Todt et al analyzed whether treatment with BA for two months could alter the cardiac phenotype of the Gnpat KO mouse. BA treatment was found to rescue ethanolamine plasmalogen (PlsEtn) levels in the Gnpat KO heart tissue to that seen in the wild-type hearts, indicating that the plasmalogen precursor was able to be incorporated into these tissues. As well, the QRS duration was significantly reduced in the Gnpat KO mice, reaching levels seen in the wild-type mice, but no change was observed for the wild-type mice between the untreated and the BA-treated groups.
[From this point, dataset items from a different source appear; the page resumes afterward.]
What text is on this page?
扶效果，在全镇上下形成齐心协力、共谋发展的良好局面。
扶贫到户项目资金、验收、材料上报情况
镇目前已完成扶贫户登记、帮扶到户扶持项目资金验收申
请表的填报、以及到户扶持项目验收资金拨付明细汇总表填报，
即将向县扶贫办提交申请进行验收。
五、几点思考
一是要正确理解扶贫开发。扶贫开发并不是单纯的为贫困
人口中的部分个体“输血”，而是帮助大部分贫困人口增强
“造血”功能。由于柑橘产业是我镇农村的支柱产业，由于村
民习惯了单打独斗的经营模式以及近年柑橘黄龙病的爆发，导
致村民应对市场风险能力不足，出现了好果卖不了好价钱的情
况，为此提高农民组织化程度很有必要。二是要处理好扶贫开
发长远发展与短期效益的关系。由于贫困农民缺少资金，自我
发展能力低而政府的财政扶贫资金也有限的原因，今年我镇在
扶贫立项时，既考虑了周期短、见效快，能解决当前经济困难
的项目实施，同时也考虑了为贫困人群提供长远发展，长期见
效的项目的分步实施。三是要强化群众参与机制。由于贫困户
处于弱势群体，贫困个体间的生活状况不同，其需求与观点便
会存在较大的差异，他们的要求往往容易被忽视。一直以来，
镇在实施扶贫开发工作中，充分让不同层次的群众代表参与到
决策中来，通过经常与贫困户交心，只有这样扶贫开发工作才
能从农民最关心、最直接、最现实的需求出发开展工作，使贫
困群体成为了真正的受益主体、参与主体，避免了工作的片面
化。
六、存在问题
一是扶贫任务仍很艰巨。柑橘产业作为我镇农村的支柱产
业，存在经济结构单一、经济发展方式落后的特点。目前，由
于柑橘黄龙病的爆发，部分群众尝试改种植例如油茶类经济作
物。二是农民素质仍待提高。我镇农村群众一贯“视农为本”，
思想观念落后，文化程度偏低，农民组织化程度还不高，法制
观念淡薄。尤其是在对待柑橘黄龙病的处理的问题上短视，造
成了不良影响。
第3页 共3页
In addition to the many well-established roles of plasmalogens, this novel work by Todt et al demonstrates the association of plasmalogen deficiency with cardiac conduction and that this defect can benefit from plasmalogen augmentation. Intraventricular conduction delay, seen through the increased duration of QRS in the ECG, is associated with heightened mortality in people with a variety of heart conditions and within the general population. However, it is important to note that the cardiac defects previously described in RCDP patients are developmental in nature, producing anatomical differences in the organ itself, where this article has described a cellular alteration affecting cardiac transduction in the Gnpat KO mouse model. At the time that this blog is published, the molecular cause behind the benefit of the BA treatment is unknown, although has been hypothesized by Todt et al to occur from normalizing the structure of the cardiac cell membranes. Another possible explanation for the role of plasmalogens in cardiac function is their involvement in signal transduction, a similar process to neurotransmission, which is known to be impacted by plasmalogens content, as both are responsible for transmitting signals between cells. Further research could provide more answers on the role of plasmalogens in signal transduction of these cardiac cells, because although this change does appear to be recovered in the BA treated Gnpat KO mice, other differences in the ECG recordings still appear to present between this treated group and the wild-type mice (see figure below). This work provides an expanded role of plasmalogens in transmitting signals and a functional outcome to analyze, however it cannot be directly compared to the human phenotype produced by plasmalogen deficiency. Another important note is that the mice in this study were treated in excess of 2500 mg/kg, depending on how much food was consumed, which is a substantial plasmalogen dose to receive chronically in the case of RCDP patients. Future work looking at the effect of plasmalogen precursors such as BA or complete plasmalogens would be necessary to determine the specific role that plasmalogens have in cardiac function.

1)    Huffnagel, IC, Clur SB, Bams-Mengerink AM, Blom NA, Wanders RJA, Waterham HR, and Poll-The BT. (2013) Rhizomelic chondrodysplasia punctata and cardiac pathology. J. Med.Genet., 50: 419-424.

2)    Duker AL, Eldridge G, Braverman NE, and Bober MB. (2015) Congenital heart defects common in Rhizomelic Chondrodysplasia Punctata. Am J Med Genet, Part A 170A: 270–272.